At some point, I just broke down. I loved my mom so very, very much but I just could not continue. She was breaking my heart, day after day. My biggest fear was that I'd get a call that she was in jail, or beaten outside a bar or - even worse - dead from liver failure. I had been living abroad for about a year, and was trying to make a life for myself. I just - well, I just could not, ... not anymore.

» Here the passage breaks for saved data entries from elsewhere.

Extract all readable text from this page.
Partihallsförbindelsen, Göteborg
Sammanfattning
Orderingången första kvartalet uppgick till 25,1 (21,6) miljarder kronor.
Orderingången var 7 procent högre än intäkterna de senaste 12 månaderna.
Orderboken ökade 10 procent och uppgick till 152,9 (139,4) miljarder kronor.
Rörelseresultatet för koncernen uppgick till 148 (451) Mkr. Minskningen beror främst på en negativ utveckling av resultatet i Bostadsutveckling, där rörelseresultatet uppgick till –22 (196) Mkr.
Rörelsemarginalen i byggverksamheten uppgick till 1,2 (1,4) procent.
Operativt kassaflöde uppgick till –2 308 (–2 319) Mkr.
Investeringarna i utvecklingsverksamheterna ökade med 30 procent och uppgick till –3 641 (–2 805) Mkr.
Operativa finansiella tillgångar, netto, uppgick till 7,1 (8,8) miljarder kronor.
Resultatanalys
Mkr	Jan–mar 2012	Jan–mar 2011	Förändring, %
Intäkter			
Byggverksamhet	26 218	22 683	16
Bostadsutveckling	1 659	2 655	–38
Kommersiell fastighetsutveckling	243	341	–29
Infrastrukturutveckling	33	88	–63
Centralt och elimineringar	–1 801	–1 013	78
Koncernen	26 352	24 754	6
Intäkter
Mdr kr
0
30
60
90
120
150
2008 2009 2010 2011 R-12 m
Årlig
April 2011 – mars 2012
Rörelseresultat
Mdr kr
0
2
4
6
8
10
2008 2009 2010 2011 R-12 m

And so I broke off communication. I defriended her on Facebook. I stopped sending emails. I couldn't cut the cord entirely, so I did send the odd couple hundred dollars here or there - never enough that she could get in real trouble, but enough to keep her eating if she was struggling. During Christmas of 2011, we struck up a tentative reconcilliation - each of us suddenly shy around the other, and unsure of what to say. We began emailing again and talking on the phone. Things seemed good. And then, in late February or early March, she went silent. She would disappear for days at a time and then her replies would be erratic and odd. My first - and only - thought was that she was drinking again. And so, I stepped away. Then, on the 3rd of July, 2012 while in town for a friend's birthday, I picked up the voicemail that would change everything. I still remember how it began - "Erin, it's the mom. Please call me. I'm in the hospital and I'm sick. I promise it has nothing to do with drinking." I called back only to discover that she had been diagnosed with stage 4 lung cancer and was given less than 6 months to live. She hadn't been drinking, or ignoring me. She had been so sick that she couldn't get out of bed.

She died 7 days later, on what would have been her 58th birthday.

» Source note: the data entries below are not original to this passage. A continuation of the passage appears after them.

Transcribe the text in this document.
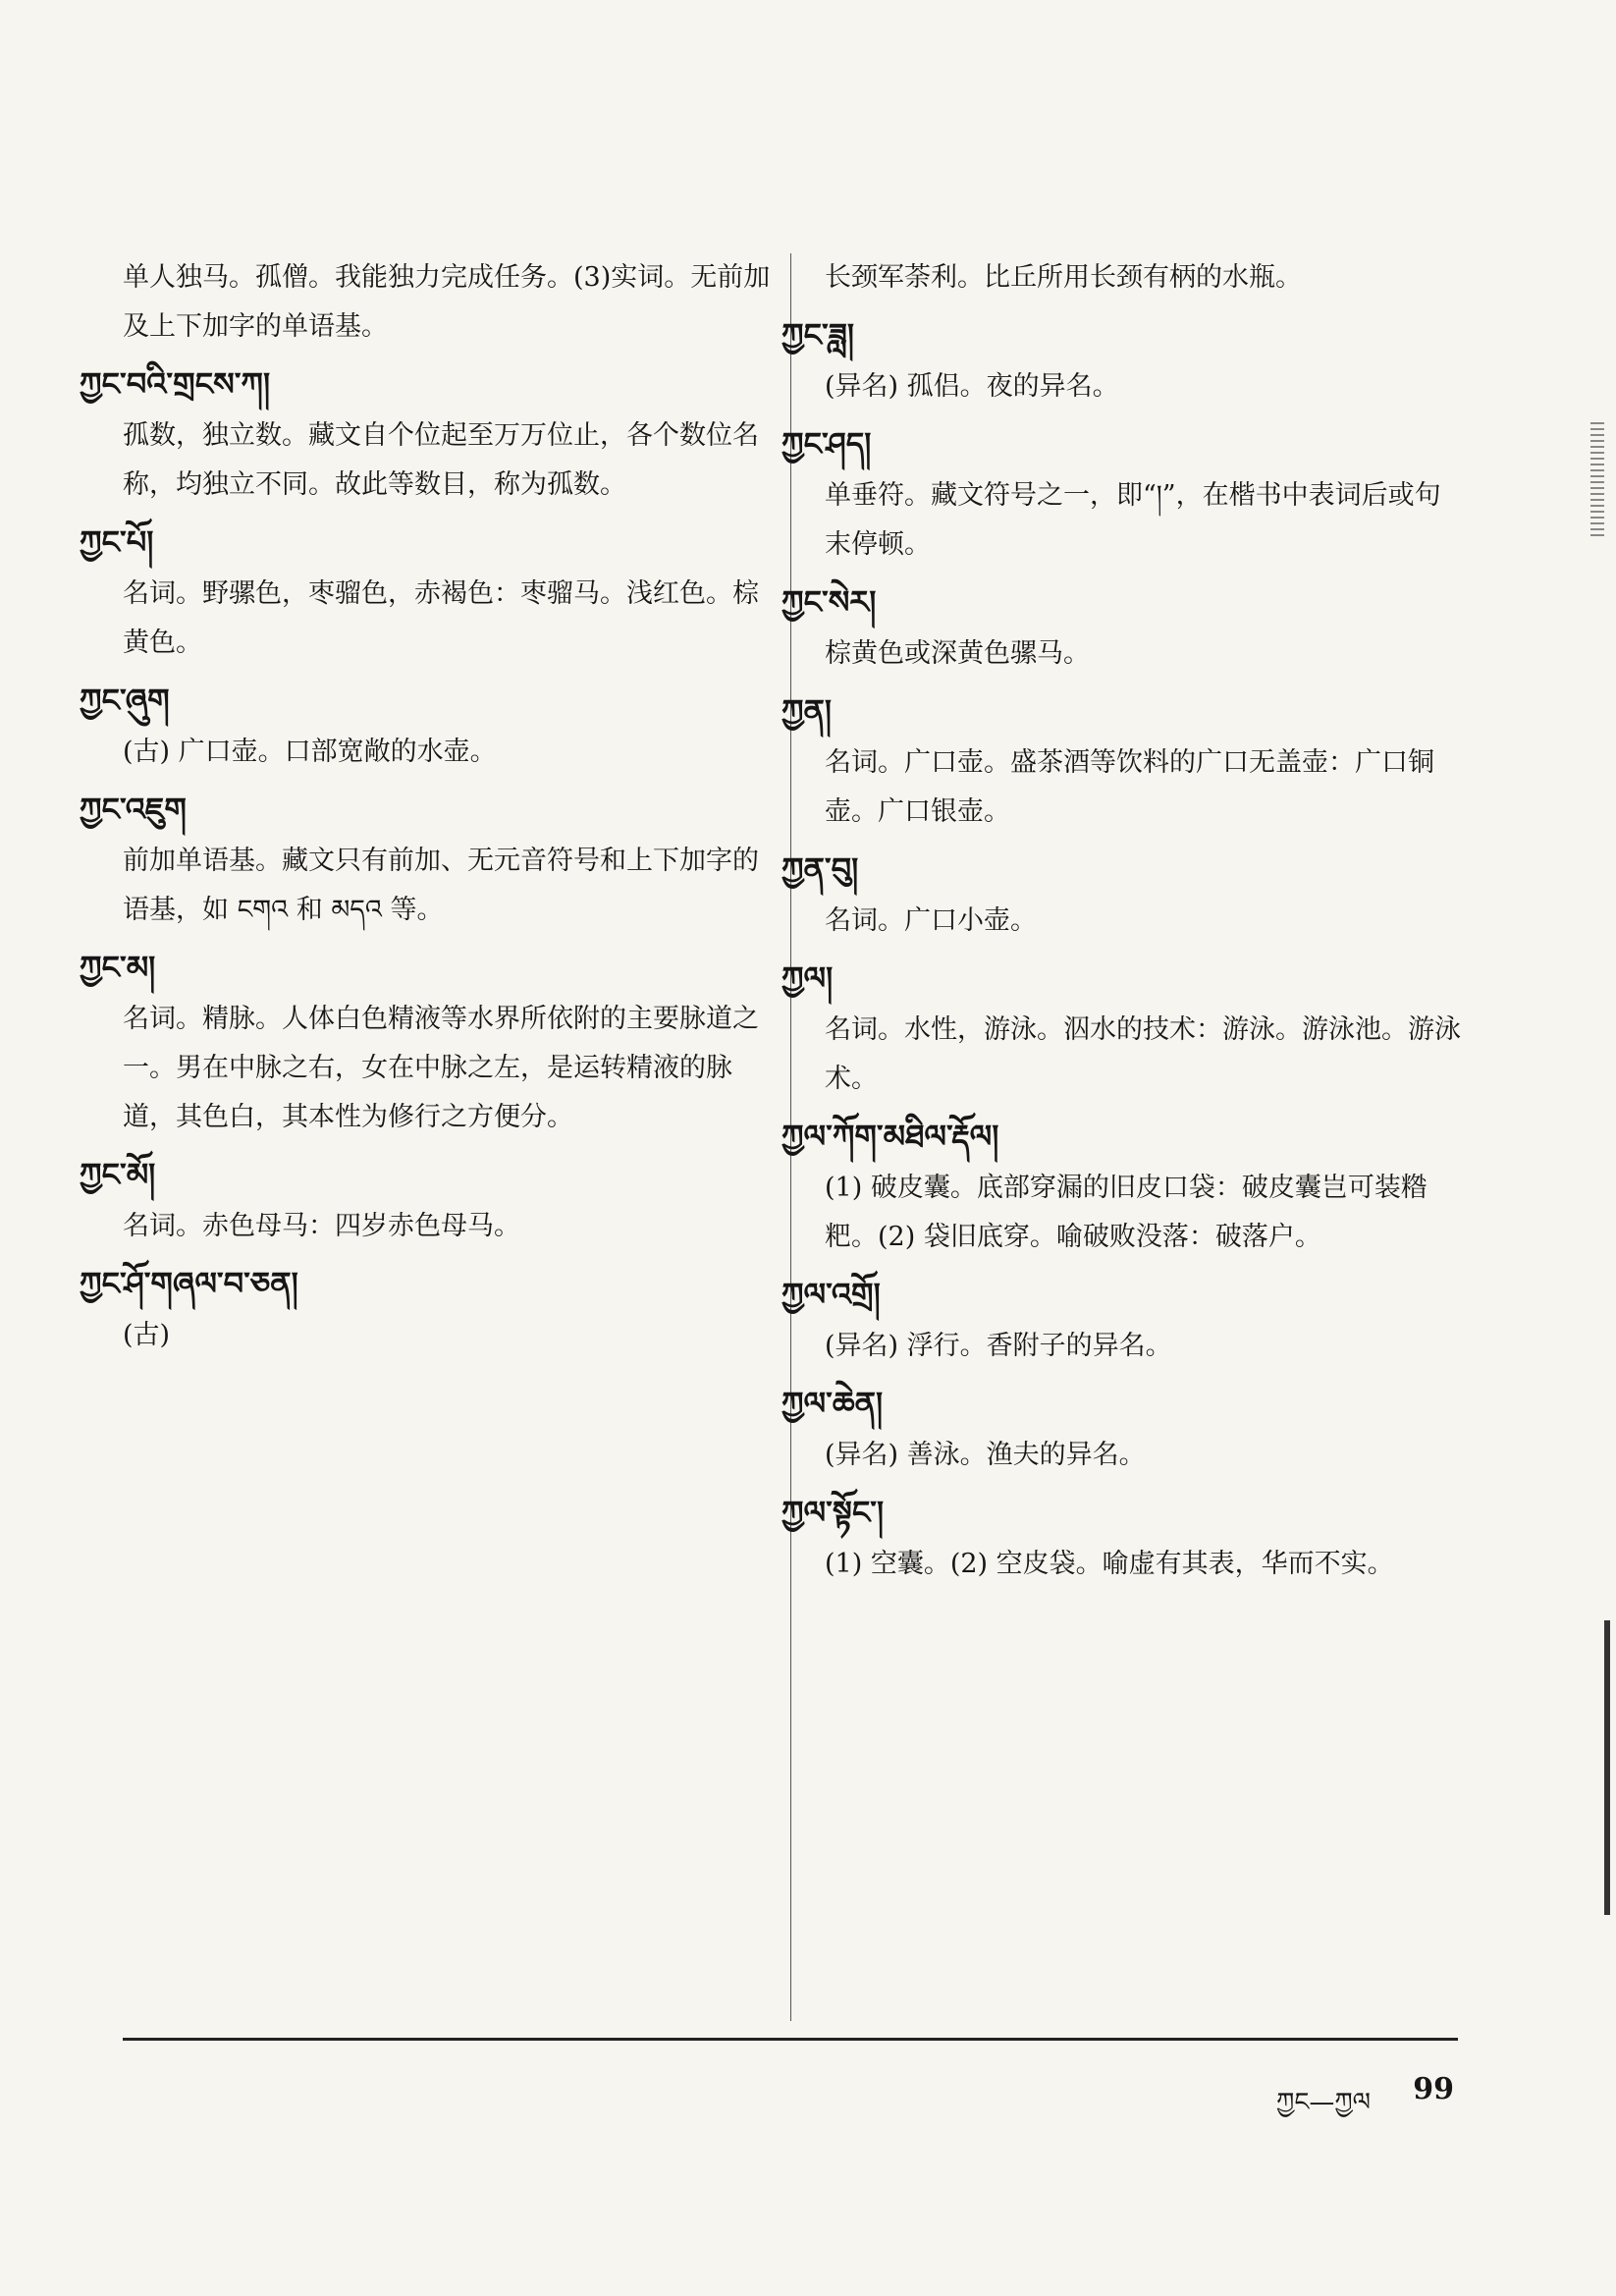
单人独马。孤僧。我能独力完成任务。(3)实词。无前加及上下加字的单语基。
ཀྱང་བའི་གྲངས་ཀ།
孤数，独立数。藏文自个位起至万万位止，各个数位名称，均独立不同。故此等数目，称为孤数。
ཀྱང་པོ།
名词。野骡色，枣骝色，赤褐色：枣骝马。浅红色。棕黄色。
ཀྱང་ཞུག
(古) 广口壶。口部宽敞的水壶。
ཀྱང་འཇུག
前加单语基。藏文只有前加、无元音符号和上下加字的语基，如 ངགའ 和 མདའ 等。
ཀྱང་མ།
名词。精脉。人体白色精液等水界所依附的主要脉道之一。男在中脉之右，女在中脉之左，是运转精液的脉道，其色白，其本性为修行之方便分。
ཀྱང་མོ།
名词。赤色母马：四岁赤色母马。
ཀྱང་ཤོ་གཞལ་བ་ཅན།
(古)
长颈军荼利。比丘所用长颈有柄的水瓶。
ཀྱང་ཟླ།
(异名) 孤侣。夜的异名。
ཀྱང་ཤད།
单垂符。藏文符号之一，即“།”，在楷书中表词后或句末停顿。
ཀྱང་སེར།
棕黄色或深黄色骡马。
ཀྱན།
名词。广口壶。盛茶酒等饮料的广口无盖壶：广口铜壶。广口银壶。
ཀྱན་བུ།
名词。广口小壶。
ཀྱལ།
名词。水性，游泳。泅水的技术：游泳。游泳池。游泳术。
ཀྱལ་ཀོག་མཐིལ་རྡོལ།
(1) 破皮囊。底部穿漏的旧皮口袋：破皮囊岂可装糌粑。(2) 袋旧底穿。喻破败没落：破落户。
ཀྱལ་འགྲོ།
(异名) 浮行。香附子的异名。
ཀྱལ་ཆེན།
(异名) 善泳。渔夫的异名。
ཀྱལ་སྟོང་།
(1) 空囊。(2) 空皮袋。喻虚有其表，华而不实。
ཀྱང—ཀྱལ 99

As I read through the old emails today, I saw everything through a different light. Her emails to me towards the end of 2011 and beginning of 2012 are suddenly clear and poignant, full of self-reflection and honesty and apology. They have a clarity that could only have come from sobriety. Reading them now is both comforting (to "hear" her voice again) and heartbreaking - oh, how I miss her so very, very much. I am weighed down by the enormity of all the things I never said - and all the things I should have said. I wish I had added her again as a friend on Facebook because she loved following my life. I know she was very proud of me, and yet I shut her out. I wish I had answered her emails, or picked up the phone.

I am so glad that I found these messages. Reading through them, it has become abundantly clear that I have only just begun to grieve - and that the tears I'm shedding today are but the smallest drops of a river that will flow from me until the day I, too, say goodbye to this world.